5.4 非恶性疾病(如再生障碍性贫血)的特殊考虑
对于接受allo-HSCT的非恶性疾病患者(如AA),因无需移植物抗肿瘤(GVT)效应,治疗目标应集中于最小化GVHD风险、减少治疗相关并发症和优化长期生活质量。2024年ASTCT指南推荐钙调神经磷酸酶抑制剂(CNI)联合甲氨蝶呤或移植后环磷酰胺(PTCy)作为匹配相关或无关供体移植的GVHD预防方案,并以骨髓为首选干细胞来源、兔ATG为首选血清治疗。
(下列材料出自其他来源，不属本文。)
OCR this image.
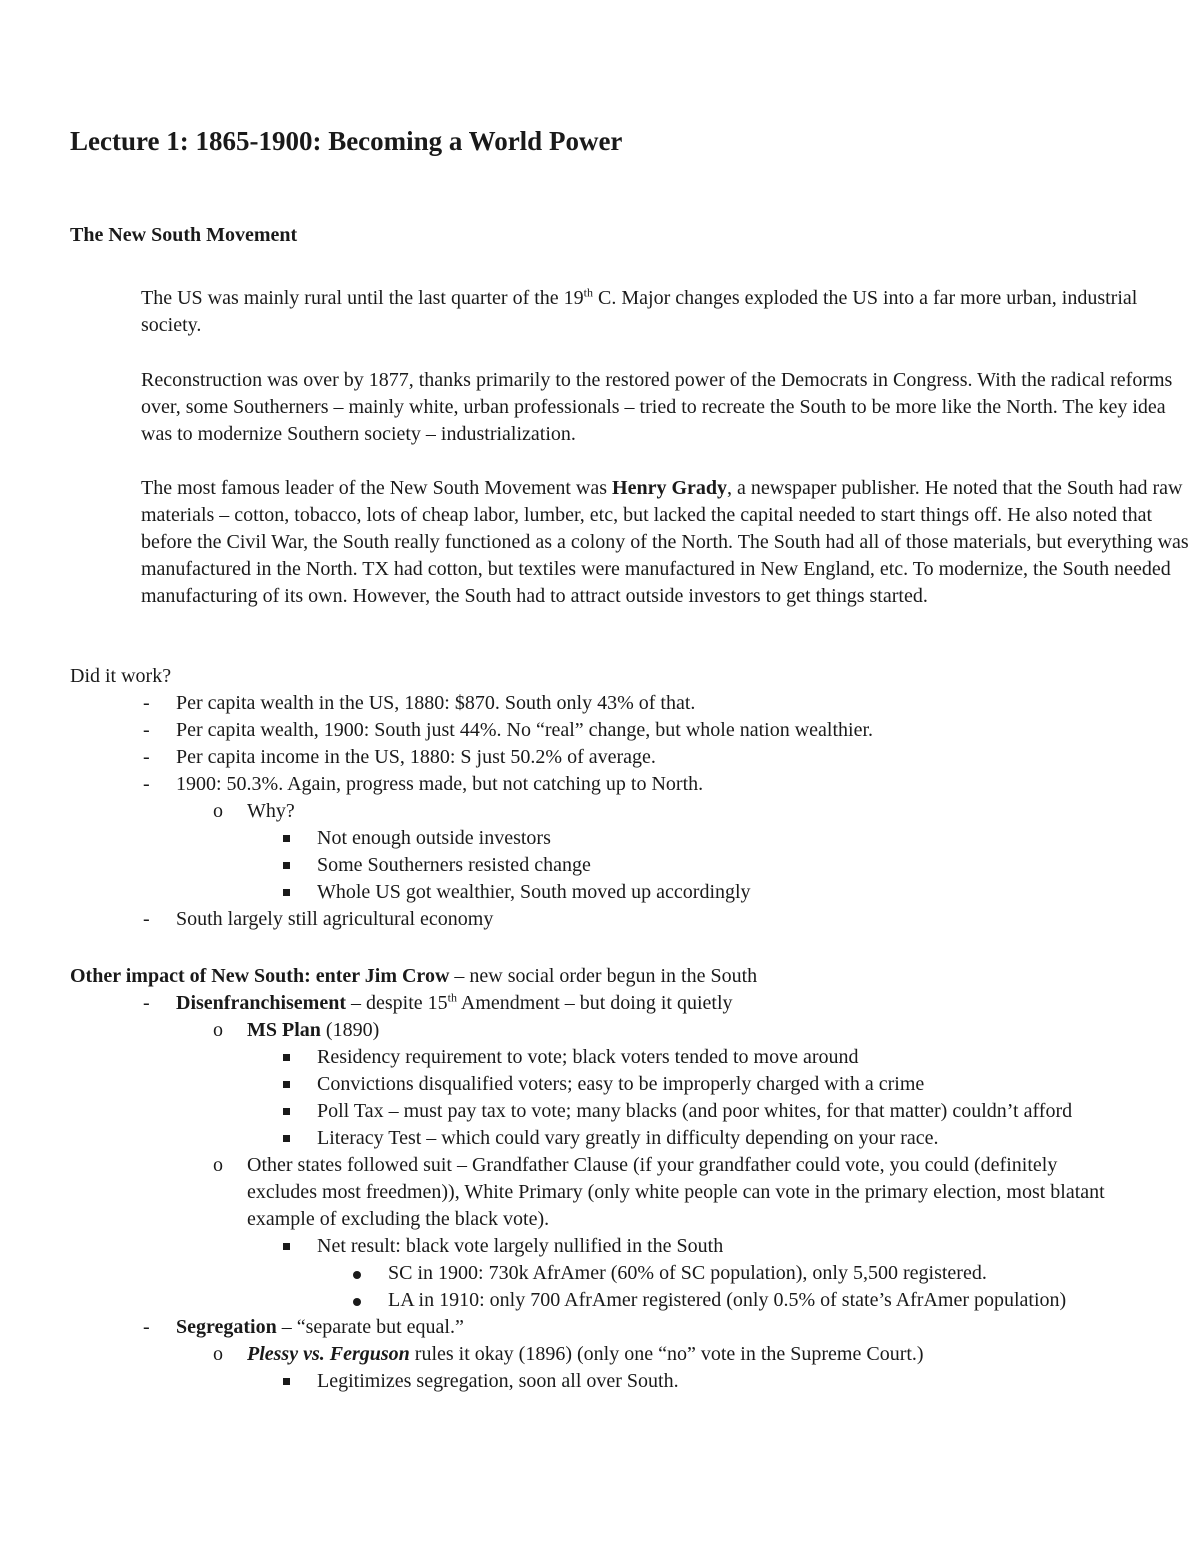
Lecture 1: 1865-1900: Becoming a World Power
The New South Movement
The US was mainly rural until the last quarter of the 19th C. Major changes exploded the US into a far more urban, industrial society.
Reconstruction was over by 1877, thanks primarily to the restored power of the Democrats in Congress. With the radical reforms over, some Southerners – mainly white, urban professionals – tried to recreate the South to be more like the North. The key idea was to modernize Southern society – industrialization.
The most famous leader of the New South Movement was Henry Grady, a newspaper publisher. He noted that the South had raw materials – cotton, tobacco, lots of cheap labor, lumber, etc, but lacked the capital needed to start things off. He also noted that before the Civil War, the South really functioned as a colony of the North. The South had all of those materials, but everything was manufactured in the North. TX had cotton, but textiles were manufactured in New England, etc. To modernize, the South needed manufacturing of its own. However, the South had to attract outside investors to get things started.
Did it work?
- Per capita wealth in the US, 1880: $870. South only 43% of that.
- Per capita wealth, 1900: South just 44%. No “real” change, but whole nation wealthier.
- Per capita income in the US, 1880: S just 50.2% of average.
- 1900: 50.3%. Again, progress made, but not catching up to North.
o Why?
Not enough outside investors
Some Southerners resisted change
Whole US got wealthier, South moved up accordingly
- South largely still agricultural economy
Other impact of New South: enter Jim Crow – new social order begun in the South
- Disenfranchisement – despite 15th Amendment – but doing it quietly
o MS Plan (1890)
Residency requirement to vote; black voters tended to move around
Convictions disqualified voters; easy to be improperly charged with a crime
Poll Tax – must pay tax to vote; many blacks (and poor whites, for that matter) couldn’t afford
Literacy Test – which could vary greatly in difficulty depending on your race.
o Other states followed suit – Grandfather Clause (if your grandfather could vote, you could (definitely excludes most freedmen)), White Primary (only white people can vote in the primary election, most blatant example of excluding the black vote).
Net result: black vote largely nullified in the South
SC in 1900: 730k AfrAmer (60% of SC population), only 5,500 registered.
LA in 1910: only 700 AfrAmer registered (only 0.5% of state’s AfrAmer population)
- Segregation – “separate but equal.”
o Plessy vs. Ferguson rules it okay (1896) (only one “no” vote in the Supreme Court.)
Legitimizes segregation, soon all over South.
新证据支持将新型药物整合至非恶性疾病GVHD预防方案:一项回顾性研究显示在AA患者中加用ruxolitinib显著降低II-IV级aGVHD发生率、加速血小板植入、增强Treg恢复并改善1年GRFS。EBMT 2025初步数据提示Xenopax在重型AA单倍体相合移植中有效预防严重GVHD且不影响植入或增加严重感染风险。AbaCyS方案(abatacept、PTCy和西罗莫司)在AA和地中海贫血中显示极低aGVHD和cGVHD发生率。鉴于无GVT需求以及非恶性疾病特征性的良好长期生存轨迹,亟需为此类患者制定专门的循证GVHD指南,需考虑复发风险可忽略、长期生活质量优先以及免疫重建的独特模式,并前瞻性评估降强度免疫抑制方案或微生物导向干预能否安全降阶梯。

6 结论
本综述提供了整合微生物-免疫-上皮致病轴、MAGIC生物标志物驱动风险分层以及GI-aGVHD靶向预防和治疗的转化性综述,将微生物导向策略定位为核心干预手段,特别关注AA等非恶性疾病。认识到免疫损伤、屏障破坏和菌群失调的自我放大循环无法通过单药解决,明确了三个战略优先方向:联合或序贯疗法同时靶向免疫攻击、强化上皮完整性和恢复微生物菌群平衡;前瞻性应用MAGIC生物标志物指导实时治疗决策(包括低风险患者免疫抑制降阶梯和高风险亚群预防性微生物导向干预);从经验性FMT转向使用明确联合体和后生元(如丁酸和次级胆汁酸)的精准微生物工程。通过提供风险分层的急诊诊疗算法和可操作靶点的优先列表,本文制定了一个通过协同调控免疫、微生物组和上皮屏障来打断GI-aGVHD致病循环的清晰议程,最终目标是降低非复发死亡率并改善移植受者的长期结局。